- Conservation status: Vulnerable (IUCN 3.1)

Scientific classification
- Kingdom: Plantae
- Clade: Tracheophytes
- Clade: Angiosperms
- Clade: Eudicots
- Clade: Rosids
- Order: Malvales
- Family: Dipterocarpaceae
- Genus: Hopea
- Species: H. sangal
- Binomial name: Hopea sangal Korth.
- Synonyms: Doona javanica Burck ; Doona micrantha (Hassk.) Burck ; Dryobalanops neglectus Korth. ex Burck ; Dryobalanops sericea Korth. ; Hopea curtisii King ; Hopea fagifolia Miq. ; Hopea globosa Brandis ; Hopea hasskarliana F.Heim ; Hopea javanica (Burck) F.Heim ; Hopea lowii Dyer ex Brandis ; Hopea macrosepala Boerl. ex Symington ; Hopea minutiflora C.E.C.Fisch. ; Hopea sericea (Korth.) Blume ; Petalandra micrantha Hassk. ;

= Hopea sangal =

- Genus: Hopea
- Species: sangal
- Authority: Korth.
- Conservation status: VU

Species of tree

Hopea sangal is a tree in the family Dipterocarpaceae. It is native to tropical Asia.

==Description==
Hopea sangal grows as a canopy tree, up to 40 m tall, with a trunk diameter of up to 1.3 m. It has buttresses. The bark is cracked and scaly. The papery leaves are ovate and measure up to 10 cm long.

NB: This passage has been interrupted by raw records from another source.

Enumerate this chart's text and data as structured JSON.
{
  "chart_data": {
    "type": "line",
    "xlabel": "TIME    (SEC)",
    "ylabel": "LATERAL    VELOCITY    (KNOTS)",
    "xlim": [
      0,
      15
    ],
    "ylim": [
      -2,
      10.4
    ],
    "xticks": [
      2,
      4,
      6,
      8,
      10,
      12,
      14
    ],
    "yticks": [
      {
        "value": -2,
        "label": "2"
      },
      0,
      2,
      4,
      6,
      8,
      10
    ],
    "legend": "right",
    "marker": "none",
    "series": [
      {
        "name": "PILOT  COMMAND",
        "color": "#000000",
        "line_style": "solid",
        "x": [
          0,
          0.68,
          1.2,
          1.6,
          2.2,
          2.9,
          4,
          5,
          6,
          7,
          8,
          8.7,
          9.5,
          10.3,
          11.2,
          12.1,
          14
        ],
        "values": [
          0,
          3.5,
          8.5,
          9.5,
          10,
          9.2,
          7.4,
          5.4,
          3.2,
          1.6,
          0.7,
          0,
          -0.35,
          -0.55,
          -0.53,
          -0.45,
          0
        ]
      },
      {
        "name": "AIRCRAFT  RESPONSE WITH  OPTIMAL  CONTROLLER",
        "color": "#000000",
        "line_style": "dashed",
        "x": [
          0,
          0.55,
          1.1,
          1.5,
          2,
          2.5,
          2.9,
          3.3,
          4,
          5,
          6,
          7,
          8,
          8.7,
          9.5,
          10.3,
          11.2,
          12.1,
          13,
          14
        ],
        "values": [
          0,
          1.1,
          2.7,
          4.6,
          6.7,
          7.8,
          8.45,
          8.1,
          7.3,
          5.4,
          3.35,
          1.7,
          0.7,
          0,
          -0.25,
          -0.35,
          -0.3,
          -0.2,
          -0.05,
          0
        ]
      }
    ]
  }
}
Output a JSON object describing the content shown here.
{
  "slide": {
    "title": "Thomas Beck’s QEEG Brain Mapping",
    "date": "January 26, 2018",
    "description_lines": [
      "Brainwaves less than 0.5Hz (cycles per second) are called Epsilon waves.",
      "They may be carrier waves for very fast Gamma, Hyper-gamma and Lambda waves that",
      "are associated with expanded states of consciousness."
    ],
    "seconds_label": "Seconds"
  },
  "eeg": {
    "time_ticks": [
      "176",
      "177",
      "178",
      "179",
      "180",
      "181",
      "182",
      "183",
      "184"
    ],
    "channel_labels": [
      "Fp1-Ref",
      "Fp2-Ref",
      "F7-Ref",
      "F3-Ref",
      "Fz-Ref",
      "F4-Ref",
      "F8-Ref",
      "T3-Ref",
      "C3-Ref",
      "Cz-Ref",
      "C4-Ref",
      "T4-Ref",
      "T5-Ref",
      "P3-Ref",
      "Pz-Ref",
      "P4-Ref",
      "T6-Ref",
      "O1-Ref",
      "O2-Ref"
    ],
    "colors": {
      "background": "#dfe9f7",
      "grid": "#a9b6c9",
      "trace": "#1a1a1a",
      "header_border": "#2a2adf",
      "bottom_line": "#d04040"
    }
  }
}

The inflorescences measure up to 7 cm long and bear cream flowers. The nuts are egg-shaped and measure up to 0.7 cm long.

==Distribution and habitat==
Hopea sangal is native to Thailand, Peninsular Malaysia, Singapore, Sumatra, Borneo, Java and Bali. Its habitat is dipterocarp forests, sometimes by rivers, to elevations of 500 m. In the Kalimantan region of Borneo, ectomycorrhizal (symbiotic) relationships with this species have been reported.

==Conservation==
Hopea sangal has been assessed as vulnerable on the IUCN Red List. It is threatened by land conversion for agriculture and palm oil plantations. It is also threatened by logging for its timber. The species is found in some protected areas.